Most of the time, when you start talking custom, or even semi-custom, you’re talking big bucks. In this case though, roll: Bicycle Company is bringing the ability to pick and choose to the masses. Initially launched through a Kickstarter, roll: Bicycle Company is the offspring of Columbus, Ohio’s roll: bike shop. With a successful crowd sourcing under their belt, roll: Bicycle Company’s three different builds are now available to the public through their intuitive build page that allows you to outfit the bike to your liking…
If there’s one thing we consistently hear from cyclists, it’s ‘enough with the branding.’ Some bikes are so plastered with logos that you look like a rolling billboard. Not here. All of the roll: frames are extremely understated with a choice of six colors – three gloss and three matte finishes. The only branding you’ll find on your new bike is in the form of the head badge, the headset top cap, and one unobtrusive logo on each fork leg. Shown here in silver matte, the bikes all look great in person – to the point that people stopped me to tell me so while I was riding this to the picture spot.
Using the same frame and fork, roll: offers three different builds, the 1:Adventure which is reviewed here, the 1:City, and the 1:Sport. All three start out at $699 with all the options included, though accessories are extra.
Along with the choice of color for the 6061 aluminum frame and fork, you also get a choice of finish for the components. Available in polished silver or matte black, the color choice applies to the seat post, seat post collar, handle bar, stem, and headset spacers and parts.
The 1:Adventure model includes ergo lock on grips with integrated bar ends mounted to the 31.8mm back swept handlebar. If you’d rather go a bit more classy, Brooks GP1 leather grips are also available as an option for $75. On the medium tested here, the stock stem length came in at 90mm which is not one of the things that can be customized.

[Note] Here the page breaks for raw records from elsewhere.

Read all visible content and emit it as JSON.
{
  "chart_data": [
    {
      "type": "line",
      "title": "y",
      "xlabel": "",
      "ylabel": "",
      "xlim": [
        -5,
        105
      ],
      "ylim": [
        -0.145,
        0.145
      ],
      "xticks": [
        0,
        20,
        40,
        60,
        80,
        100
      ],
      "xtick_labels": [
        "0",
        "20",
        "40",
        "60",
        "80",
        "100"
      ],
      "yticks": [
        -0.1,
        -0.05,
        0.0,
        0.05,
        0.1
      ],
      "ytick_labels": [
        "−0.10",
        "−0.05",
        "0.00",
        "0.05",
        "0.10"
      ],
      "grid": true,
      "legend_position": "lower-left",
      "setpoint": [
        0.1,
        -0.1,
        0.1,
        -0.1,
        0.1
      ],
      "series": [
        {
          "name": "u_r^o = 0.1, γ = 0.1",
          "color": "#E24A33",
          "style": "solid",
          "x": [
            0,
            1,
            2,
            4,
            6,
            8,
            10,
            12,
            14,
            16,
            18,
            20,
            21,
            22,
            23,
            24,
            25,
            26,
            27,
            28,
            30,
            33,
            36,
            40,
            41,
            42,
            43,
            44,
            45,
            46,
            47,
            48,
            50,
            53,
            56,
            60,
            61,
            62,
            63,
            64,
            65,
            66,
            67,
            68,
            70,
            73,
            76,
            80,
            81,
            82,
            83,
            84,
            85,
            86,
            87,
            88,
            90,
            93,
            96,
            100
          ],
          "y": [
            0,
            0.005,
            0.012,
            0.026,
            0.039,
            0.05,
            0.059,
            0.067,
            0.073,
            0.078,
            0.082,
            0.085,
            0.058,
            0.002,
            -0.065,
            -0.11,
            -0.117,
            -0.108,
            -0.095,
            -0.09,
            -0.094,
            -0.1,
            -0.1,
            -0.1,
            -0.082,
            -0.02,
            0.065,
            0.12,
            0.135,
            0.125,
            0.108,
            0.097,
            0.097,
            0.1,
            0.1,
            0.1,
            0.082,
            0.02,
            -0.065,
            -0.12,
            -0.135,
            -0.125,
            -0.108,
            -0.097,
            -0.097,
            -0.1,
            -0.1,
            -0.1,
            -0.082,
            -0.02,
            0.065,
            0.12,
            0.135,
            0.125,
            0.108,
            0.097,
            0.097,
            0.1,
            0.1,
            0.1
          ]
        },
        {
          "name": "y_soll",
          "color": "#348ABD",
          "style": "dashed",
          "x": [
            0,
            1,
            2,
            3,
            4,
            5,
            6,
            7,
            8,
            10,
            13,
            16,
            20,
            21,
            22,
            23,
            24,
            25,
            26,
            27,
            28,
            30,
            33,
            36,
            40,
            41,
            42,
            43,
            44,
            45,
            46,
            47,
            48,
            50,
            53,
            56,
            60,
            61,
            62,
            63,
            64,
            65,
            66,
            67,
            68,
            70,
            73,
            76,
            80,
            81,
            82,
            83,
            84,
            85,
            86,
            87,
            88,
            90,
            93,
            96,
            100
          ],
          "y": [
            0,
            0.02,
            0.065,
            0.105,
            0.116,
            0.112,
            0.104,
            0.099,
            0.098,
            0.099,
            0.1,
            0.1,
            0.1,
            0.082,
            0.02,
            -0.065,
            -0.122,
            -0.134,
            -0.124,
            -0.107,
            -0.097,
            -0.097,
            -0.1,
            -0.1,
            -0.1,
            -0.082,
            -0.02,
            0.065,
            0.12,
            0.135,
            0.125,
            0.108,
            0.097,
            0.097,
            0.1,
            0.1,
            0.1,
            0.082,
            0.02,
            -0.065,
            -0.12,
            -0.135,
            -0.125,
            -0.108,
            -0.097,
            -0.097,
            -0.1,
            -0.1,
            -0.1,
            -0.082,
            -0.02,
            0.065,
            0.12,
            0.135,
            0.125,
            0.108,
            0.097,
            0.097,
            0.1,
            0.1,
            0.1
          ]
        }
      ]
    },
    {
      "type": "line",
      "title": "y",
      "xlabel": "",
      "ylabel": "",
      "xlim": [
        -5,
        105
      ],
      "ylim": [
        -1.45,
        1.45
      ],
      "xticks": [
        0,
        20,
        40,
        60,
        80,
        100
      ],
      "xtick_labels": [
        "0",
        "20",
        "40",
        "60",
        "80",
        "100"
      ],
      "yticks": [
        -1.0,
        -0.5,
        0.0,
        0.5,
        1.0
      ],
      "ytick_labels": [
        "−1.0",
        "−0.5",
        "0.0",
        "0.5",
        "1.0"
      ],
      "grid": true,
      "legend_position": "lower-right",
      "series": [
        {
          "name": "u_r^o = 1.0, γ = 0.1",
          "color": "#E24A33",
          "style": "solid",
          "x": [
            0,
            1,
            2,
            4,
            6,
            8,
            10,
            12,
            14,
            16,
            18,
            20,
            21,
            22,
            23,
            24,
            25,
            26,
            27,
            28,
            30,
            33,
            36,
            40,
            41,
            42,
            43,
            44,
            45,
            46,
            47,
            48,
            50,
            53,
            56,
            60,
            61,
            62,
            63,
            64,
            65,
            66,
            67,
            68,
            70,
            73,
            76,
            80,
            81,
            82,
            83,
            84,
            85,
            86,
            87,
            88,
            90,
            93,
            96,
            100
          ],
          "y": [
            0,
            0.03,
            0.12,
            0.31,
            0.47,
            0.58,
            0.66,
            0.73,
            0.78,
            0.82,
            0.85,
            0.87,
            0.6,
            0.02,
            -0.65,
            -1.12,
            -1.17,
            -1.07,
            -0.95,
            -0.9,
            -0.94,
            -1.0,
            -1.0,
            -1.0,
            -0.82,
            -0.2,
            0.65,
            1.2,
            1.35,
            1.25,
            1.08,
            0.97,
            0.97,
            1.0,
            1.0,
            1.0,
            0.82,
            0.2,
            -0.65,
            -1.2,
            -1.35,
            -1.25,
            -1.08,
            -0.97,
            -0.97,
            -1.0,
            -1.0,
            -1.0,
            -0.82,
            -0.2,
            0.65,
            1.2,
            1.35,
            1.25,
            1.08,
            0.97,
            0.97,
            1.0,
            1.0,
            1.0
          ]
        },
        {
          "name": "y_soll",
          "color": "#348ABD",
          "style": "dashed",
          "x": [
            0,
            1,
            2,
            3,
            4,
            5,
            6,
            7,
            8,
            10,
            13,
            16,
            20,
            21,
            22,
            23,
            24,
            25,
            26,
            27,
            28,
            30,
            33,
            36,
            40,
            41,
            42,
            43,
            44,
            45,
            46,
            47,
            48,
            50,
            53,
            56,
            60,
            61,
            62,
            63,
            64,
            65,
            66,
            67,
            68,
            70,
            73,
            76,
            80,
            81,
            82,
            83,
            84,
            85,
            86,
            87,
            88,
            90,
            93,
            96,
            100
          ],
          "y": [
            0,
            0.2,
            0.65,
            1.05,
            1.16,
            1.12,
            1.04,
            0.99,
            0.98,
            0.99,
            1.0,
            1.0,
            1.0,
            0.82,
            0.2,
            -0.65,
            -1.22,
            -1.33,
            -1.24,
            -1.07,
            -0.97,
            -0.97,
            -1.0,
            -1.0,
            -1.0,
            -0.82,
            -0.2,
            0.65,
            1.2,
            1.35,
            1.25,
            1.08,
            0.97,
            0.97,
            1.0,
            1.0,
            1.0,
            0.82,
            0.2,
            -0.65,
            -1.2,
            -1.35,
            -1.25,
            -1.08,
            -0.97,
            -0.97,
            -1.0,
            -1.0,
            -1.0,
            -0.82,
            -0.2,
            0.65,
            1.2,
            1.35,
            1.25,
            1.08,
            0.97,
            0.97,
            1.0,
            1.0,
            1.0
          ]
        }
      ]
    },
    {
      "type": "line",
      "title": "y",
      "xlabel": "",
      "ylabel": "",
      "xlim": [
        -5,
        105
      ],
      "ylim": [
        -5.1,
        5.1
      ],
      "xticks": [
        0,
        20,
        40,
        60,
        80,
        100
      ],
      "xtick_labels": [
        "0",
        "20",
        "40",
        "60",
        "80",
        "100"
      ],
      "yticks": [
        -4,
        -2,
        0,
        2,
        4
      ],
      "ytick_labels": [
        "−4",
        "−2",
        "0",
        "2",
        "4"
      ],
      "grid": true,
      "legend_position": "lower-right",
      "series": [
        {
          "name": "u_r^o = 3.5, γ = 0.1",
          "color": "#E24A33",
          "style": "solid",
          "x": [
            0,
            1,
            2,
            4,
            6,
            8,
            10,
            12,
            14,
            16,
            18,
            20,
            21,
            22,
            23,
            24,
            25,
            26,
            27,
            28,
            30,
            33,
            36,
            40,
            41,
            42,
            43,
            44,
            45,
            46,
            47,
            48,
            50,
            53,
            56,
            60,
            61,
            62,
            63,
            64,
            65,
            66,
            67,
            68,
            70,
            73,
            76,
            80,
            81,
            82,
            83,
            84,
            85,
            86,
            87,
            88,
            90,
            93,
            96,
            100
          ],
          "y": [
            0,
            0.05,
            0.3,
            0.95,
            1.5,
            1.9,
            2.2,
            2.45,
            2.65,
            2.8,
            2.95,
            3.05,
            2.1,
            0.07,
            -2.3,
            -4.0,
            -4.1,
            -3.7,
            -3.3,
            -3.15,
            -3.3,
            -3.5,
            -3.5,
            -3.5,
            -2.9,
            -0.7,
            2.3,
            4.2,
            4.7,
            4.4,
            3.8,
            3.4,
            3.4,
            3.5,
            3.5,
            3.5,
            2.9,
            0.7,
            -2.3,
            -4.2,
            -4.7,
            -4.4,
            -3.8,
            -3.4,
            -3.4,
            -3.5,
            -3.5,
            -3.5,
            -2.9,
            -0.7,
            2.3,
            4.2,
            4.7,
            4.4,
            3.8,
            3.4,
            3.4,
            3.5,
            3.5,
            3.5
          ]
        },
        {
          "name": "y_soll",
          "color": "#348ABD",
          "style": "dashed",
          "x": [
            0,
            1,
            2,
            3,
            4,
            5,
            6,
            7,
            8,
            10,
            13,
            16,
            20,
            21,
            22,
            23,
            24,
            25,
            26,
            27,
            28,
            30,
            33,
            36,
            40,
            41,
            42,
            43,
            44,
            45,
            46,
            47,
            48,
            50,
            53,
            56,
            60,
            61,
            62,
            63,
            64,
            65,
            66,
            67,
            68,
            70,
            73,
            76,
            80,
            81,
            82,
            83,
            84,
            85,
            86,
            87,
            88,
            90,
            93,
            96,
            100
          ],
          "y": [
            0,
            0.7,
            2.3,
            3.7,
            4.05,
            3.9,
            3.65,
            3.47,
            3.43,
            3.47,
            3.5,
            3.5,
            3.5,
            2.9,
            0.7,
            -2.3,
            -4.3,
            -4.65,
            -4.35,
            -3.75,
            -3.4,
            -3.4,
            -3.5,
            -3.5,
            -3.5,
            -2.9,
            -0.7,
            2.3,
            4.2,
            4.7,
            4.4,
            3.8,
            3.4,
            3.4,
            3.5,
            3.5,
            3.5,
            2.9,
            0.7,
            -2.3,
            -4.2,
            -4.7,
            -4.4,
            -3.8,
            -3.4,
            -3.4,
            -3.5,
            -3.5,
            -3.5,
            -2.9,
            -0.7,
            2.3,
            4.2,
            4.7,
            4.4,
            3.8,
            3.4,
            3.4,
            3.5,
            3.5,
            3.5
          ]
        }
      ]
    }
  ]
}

On the topic of size, roll: has a pretty detailed section on their Perfect fit System which should help steer you to the correct size. Calling them Size 1, 2, and 3 instead of S, M, and L, I was somewhat surprised to find that Size 2 is a 19″ frame, where I typically associate medium frames with 17 or 18″. If you consider it a medium, it’s a big medium to be sure, but that should allow riders a fairly upright position (instead of the slammed stem for me).
fitted with Tektro MD-M300 disc brakes and 160mm rotors front and rear, the brakes were easy to set up and offer plenty of power. Instead of your typical quick release on a bike of this price, roll: specs bolt on skewers which add a touch of theft resistance and wheel retention.
Equipped for rear racks and full fenders, the frame has two bottle cage mounts and internal routing for the brake and shift cables.
What makes the 1:Adventure so adventure-y? That would be 700x40mm Kenda Flintridge tires on decently burly rims laced to sealed bearing hubs. The clearance isn’t huge, but it’s adequate for all but the muddiest of rides. To get fenders in there, you would probably need to downsize the tires though.
The 1:Adventure also runs a 1×10 SRAM Via Centro drivetrain with an 11-36t cassette and 42t single ring up front. The aluminum crankset has a chainguard to keep the chain on front the outside, and a simple plastic guide mounted to the seat tube on the inside.
Shipped for free in the U.S. in a very nice roll: Flatpack Box, the 1:Adventure came mostly assembled, with the frame positioned nicely on top of a separate level for the wheels. Here, roll: like many other companies shipping bikes to consumers claims there are just four steps to getting out to ride. Honestly, the bike’s assembly was quite good, and you really could get it out of the box and have it ready to go in 20 minutes or so. The professional bike mechanic might have another thing to say about that, as there is a difference between assembling a bike and building a bike. Things like extra grease for the headset components, double checking limits, and torquing the crank bolts (which were pretty loose in this case), can go a long way towards making a bike more durable in the long run. This isn’t really a comment on roll: and their bike, but more a general statement on direct to consumer bike builds and what to realistically expect. The takeaway here though, is that the bike was well packed and easy to assemble.
If you leave near a roll: store, you can also order the bike online then pick it up from the shop in as little as 48 hours. In that case, the bike is already assembled including the extra bits mentioned above.
Completely built and with the stock flat pedals, the 1:Adventure measures a respectable 25.68 lbs.
All told, the roll: 1:Adventure seems to be a fantastic bike with a lot of options for the price. Realistically, this is a way for roll: to fight shrinking margins and more competition from the internet with their own line of bikes, but they’ve done it in a way that benefits the consumer as well. Compared to a lot of the competition at this price range, the roll: bike is well speced and offers the ability for the rider to make it their own with different colors and accessories. More importantly, the bike rides incredibly well with great geometry and a zippy, yet stable handling that fits right in that adventure category. And don’t think this is just some hybrid that’s not capable of bigger adventures – roll: CEO and founder Stuart Hunter says he plans to race the Mohican 100 on a version with 27.5″ wheels and 2.0 tires later this year, along with a Durango to Moab hut to hut trip in September. Now that would be an adventure!